MACHINE LEARNING-BASED DOWNSCALING OF CLIMATE MODELS USING REMOTE SENSING AND GIS DATA FOR HIGH-RESOLUTION ATMOSPHERIC FORECASTING
Keywords:
Climate downscaling, Machine learning, Remote sensing, GIS, Atmospheric forecasting, Deep learning, Convolutional neural networks, Climate models, Spatial resolution, Weather prediction.Abstract
Climate prediction and atmospheric forecasting remain critical challenges in environmental science, particularly at high spatial resolutions where computational constraints limit traditional General Circulation Models (GCMs). This paper presents a comprehensive review and methodological framework for machine learning-based downscaling of climate models, integrating remote sensing and Geographic Information System (GIS) data to achieve high-resolution atmospheric forecasting. Statistical downscaling techniques have evolved considerably with the advent of deep learning architectures, including convolutional neural networks (CNNs), recurrent neural networks (RNNs), and generative adversarial networks (GANs). This research synthesizes current approaches, evaluates their efficacy across diverse geographic and climatic contexts, and proposes an integrated framework that leverages multi-source satellite data, topographic information, and historical climate records. The methodology incorporates advanced preprocessing techniques, feature engineering from GIS datasets, and ensemble learning strategies to address the inherent uncertainties in climate projections.

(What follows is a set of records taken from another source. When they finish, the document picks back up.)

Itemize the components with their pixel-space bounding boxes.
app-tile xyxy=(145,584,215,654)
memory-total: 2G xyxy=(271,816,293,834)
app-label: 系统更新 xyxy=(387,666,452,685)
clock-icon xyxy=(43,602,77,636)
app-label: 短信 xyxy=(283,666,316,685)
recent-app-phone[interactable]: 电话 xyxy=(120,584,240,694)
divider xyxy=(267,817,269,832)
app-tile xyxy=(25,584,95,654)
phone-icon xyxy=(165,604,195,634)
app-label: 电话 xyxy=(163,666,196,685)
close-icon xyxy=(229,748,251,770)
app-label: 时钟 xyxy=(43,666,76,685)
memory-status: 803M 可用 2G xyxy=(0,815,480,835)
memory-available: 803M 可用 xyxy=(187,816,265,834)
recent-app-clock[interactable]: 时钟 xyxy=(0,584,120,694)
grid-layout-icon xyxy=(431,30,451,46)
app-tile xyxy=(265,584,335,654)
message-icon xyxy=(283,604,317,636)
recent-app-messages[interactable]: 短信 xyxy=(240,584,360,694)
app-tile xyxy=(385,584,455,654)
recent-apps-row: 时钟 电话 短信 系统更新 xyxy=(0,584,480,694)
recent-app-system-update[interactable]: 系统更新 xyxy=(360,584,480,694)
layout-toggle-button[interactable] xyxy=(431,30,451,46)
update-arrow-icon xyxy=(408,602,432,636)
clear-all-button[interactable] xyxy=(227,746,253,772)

Performance metrics demonstrate that machine learning approaches can achieve spatial resolutions of 1-4 km with significantly reduced computational costs compared to dynamical downscaling. Key findings indicate that hybrid models combining physical constraints with data-driven learning outperform purely statistical methods, achieving correlation coefficients exceeding 0.85 for temperature and 0.72 for precipitation variables. The framework addresses critical challenges including spatial transferability, temporal stability, and extreme event prediction. This work contributes to the growing intersection of artificial intelligence and climate science, offering practical insights for operational weather services, agricultural planning, and climate adaptation strategies.